Although we have created nuclear explosions and sent vehicles into interplanetary space, let us remember that we are a long way from controlling our natural environment. Consider, for example, the genetic effect of cosmic rays. These "rays" are charged particles of unknown cosmic origin which move with enormous kinetic energy and permeate the interplanetary space. Those of lower energy are deflected by the Earth's magnetic field and by the solar streams, but some penetrate deeply into the atmosphere producing nuclear showers. Two Russian scientists, V. I. Krasssovski and I. S. Sklovski, have recently adduced evidence that the Solar System may pass through regions in which the intensity of cosmic radiation resulting from the explosion of supernovae can for many hundreds of years exceed the mean level by several orders of magnitude.

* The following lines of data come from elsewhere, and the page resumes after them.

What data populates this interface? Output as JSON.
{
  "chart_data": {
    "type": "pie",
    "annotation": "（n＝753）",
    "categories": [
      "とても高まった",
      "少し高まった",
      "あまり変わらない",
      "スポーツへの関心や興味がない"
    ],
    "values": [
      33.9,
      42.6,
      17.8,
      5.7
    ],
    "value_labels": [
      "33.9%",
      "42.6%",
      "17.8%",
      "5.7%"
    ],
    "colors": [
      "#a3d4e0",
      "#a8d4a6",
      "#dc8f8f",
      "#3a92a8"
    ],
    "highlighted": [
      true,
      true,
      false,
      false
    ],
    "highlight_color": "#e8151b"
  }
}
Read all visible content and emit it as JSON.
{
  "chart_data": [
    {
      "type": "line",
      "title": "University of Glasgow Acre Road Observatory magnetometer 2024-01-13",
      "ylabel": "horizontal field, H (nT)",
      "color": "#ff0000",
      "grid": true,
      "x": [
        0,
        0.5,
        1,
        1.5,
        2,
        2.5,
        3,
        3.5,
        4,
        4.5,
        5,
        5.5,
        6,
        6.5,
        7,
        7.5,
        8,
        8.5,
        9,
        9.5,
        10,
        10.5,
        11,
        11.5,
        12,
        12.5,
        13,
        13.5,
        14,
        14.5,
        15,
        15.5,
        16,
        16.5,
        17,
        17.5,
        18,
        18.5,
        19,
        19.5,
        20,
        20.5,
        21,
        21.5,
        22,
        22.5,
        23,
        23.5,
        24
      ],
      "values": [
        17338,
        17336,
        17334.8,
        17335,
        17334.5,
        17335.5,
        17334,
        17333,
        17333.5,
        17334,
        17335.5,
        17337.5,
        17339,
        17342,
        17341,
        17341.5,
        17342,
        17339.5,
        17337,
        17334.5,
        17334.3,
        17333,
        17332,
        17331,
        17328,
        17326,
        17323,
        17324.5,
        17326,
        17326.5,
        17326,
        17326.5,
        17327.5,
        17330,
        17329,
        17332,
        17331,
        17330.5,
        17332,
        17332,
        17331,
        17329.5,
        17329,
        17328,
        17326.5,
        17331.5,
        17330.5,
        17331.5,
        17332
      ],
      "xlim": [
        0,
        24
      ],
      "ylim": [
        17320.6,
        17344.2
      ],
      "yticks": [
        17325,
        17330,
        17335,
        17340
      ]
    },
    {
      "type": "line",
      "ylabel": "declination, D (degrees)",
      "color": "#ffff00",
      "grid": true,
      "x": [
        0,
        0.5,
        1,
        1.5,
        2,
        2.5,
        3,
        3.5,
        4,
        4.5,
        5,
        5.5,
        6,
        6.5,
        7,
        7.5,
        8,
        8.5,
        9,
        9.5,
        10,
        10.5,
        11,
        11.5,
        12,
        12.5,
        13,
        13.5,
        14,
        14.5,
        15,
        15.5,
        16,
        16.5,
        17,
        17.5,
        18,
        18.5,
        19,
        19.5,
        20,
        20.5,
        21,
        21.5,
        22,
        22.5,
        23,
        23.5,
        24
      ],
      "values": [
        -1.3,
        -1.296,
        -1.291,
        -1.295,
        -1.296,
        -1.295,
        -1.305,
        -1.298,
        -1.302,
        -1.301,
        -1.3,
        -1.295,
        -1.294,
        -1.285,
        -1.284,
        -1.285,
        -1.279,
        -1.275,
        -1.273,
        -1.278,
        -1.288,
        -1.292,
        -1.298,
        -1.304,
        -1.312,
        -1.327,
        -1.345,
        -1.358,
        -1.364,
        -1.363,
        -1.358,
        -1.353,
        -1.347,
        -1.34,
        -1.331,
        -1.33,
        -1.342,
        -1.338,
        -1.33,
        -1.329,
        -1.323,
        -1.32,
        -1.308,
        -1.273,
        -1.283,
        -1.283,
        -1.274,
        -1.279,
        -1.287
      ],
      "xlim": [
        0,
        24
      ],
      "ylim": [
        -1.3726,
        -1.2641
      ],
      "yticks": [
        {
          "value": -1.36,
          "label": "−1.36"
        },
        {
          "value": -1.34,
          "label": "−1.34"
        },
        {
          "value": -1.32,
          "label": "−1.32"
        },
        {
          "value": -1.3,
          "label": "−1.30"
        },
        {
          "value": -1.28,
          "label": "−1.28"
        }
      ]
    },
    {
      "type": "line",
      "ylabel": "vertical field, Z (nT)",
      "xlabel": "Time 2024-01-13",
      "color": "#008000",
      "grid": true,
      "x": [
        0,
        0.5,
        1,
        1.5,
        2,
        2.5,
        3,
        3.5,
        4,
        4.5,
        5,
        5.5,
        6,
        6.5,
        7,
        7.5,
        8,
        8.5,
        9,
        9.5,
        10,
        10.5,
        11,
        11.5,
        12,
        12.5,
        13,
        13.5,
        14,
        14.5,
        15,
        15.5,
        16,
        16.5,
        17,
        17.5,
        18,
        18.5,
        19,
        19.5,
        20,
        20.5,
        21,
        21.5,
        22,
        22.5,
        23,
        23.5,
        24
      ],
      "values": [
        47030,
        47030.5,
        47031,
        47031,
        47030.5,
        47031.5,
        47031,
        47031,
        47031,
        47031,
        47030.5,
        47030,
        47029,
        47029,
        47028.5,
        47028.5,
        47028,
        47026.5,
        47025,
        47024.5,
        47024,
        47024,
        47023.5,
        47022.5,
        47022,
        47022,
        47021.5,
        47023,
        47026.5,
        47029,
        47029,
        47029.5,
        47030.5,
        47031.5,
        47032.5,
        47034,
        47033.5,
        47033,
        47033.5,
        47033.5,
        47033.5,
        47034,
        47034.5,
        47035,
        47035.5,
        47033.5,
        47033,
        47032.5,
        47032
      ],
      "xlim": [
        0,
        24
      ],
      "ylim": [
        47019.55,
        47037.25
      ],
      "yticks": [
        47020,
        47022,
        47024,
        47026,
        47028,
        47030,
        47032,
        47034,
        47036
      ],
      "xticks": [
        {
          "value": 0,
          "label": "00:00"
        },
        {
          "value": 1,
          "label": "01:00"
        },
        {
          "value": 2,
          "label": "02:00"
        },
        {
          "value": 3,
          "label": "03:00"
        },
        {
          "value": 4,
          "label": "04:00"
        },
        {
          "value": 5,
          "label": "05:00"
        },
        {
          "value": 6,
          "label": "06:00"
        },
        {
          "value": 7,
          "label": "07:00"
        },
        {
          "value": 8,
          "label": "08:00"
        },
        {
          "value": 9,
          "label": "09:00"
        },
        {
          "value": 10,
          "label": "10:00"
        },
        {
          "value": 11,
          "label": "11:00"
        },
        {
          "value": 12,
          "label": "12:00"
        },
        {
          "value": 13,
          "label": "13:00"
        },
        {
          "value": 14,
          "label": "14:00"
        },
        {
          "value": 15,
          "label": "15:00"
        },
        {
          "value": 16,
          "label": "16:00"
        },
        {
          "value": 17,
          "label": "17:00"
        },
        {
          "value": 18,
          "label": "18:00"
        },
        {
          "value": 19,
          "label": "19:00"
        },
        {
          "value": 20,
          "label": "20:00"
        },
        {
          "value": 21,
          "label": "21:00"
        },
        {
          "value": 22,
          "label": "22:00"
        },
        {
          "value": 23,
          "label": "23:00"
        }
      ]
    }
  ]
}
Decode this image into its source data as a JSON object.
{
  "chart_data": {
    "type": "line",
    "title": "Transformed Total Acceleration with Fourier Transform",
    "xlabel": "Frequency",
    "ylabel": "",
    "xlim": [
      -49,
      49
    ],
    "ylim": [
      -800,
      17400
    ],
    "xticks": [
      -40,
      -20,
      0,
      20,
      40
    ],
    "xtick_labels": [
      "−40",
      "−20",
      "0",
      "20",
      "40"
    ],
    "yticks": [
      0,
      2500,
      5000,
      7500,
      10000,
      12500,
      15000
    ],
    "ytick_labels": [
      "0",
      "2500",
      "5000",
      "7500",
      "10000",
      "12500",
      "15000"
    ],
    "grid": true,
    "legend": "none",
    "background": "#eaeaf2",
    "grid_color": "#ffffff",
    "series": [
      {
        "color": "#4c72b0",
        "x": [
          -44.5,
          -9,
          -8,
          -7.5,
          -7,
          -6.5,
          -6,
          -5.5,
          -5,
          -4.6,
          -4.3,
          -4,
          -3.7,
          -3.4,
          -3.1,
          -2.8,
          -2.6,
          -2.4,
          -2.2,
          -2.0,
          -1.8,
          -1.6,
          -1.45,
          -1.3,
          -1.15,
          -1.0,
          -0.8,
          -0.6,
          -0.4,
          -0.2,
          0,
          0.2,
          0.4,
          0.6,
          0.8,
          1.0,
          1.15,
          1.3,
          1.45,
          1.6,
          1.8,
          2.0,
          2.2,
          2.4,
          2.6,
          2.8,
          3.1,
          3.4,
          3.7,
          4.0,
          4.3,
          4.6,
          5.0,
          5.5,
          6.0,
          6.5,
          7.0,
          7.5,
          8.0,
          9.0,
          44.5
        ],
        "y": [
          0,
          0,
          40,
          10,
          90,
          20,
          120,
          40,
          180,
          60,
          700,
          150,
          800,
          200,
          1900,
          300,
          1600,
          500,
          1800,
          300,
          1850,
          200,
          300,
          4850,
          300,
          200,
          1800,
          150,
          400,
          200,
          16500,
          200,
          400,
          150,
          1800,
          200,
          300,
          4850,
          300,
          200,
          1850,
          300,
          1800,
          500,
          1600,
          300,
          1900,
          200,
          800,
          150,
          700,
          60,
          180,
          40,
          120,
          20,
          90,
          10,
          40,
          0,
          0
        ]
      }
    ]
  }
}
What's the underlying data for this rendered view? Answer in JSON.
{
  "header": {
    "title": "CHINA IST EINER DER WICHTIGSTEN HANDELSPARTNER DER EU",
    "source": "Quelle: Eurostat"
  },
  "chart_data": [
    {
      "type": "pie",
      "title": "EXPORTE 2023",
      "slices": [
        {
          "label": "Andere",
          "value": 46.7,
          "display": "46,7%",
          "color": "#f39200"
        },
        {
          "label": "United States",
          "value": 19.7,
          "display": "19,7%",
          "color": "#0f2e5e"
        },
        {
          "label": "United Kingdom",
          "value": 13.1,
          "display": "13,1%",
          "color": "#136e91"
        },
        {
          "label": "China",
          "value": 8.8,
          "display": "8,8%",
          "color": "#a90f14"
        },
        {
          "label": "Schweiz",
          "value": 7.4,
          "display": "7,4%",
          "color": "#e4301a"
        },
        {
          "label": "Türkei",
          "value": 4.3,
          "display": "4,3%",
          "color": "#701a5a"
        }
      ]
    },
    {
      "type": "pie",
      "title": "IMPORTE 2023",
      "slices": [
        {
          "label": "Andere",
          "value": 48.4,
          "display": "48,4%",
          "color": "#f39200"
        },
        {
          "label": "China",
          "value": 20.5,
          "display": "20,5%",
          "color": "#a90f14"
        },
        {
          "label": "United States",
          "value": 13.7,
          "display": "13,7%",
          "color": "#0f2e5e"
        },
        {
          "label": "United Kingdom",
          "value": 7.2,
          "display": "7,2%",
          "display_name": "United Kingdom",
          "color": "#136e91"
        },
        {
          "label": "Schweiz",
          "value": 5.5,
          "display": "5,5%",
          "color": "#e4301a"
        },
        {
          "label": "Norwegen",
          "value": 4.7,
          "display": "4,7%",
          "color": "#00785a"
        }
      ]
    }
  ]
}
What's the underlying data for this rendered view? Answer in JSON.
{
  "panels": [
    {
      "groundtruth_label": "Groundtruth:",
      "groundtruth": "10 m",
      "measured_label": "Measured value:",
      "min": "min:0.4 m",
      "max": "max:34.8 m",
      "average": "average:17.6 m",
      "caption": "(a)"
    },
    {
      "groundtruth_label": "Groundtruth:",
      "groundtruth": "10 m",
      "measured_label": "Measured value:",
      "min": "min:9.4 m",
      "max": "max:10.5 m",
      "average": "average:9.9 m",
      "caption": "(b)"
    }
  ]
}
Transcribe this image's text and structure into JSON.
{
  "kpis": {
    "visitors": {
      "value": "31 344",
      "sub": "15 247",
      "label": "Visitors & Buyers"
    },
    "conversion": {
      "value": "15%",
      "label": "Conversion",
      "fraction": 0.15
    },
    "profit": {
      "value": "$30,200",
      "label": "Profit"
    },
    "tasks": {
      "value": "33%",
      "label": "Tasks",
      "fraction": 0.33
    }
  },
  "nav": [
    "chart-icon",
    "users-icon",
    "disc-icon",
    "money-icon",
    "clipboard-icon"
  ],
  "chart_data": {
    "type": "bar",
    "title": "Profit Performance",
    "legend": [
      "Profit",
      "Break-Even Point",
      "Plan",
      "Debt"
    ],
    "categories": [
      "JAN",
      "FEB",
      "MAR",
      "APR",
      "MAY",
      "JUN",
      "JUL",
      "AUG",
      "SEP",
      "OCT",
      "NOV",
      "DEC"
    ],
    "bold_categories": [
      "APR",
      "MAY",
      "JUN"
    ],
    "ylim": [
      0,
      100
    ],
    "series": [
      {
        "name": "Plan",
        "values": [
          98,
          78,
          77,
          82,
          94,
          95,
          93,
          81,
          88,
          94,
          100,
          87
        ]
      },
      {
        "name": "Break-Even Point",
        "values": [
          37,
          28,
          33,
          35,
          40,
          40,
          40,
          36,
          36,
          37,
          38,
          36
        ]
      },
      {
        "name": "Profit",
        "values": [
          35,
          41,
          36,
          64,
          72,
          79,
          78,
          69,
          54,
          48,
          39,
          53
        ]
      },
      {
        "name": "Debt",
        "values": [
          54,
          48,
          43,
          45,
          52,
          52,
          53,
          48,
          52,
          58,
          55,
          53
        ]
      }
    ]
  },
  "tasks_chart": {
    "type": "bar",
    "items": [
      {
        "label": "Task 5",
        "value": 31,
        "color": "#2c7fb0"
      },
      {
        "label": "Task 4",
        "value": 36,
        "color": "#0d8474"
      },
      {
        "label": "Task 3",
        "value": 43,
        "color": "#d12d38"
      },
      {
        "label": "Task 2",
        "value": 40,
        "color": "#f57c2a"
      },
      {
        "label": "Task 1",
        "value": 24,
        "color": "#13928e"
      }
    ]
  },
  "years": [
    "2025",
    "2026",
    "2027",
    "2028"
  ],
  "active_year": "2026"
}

They show that the period of recurrence of these occasions may be something like 300,000 years. Doubling the mutation frequency in long-lived species requires only a three to ten times increase in intensity in cosmic radiation. Hence a few millennia can produce catastrophic consequences for many long-living specialized animal species with comparatively small populations. It is possible that the great dying out of reptiles at the end of the Cretaceous period was caused in this way. On the other hand, the evolution of other species may have been enhanced and it is suggested that this could account for the magnificent prosperity of vegetation in the Carbonic period. In fact, the formation of intricate complexes from simple organic compounds at the very beginning of life on Earth may have been stimulated in this way.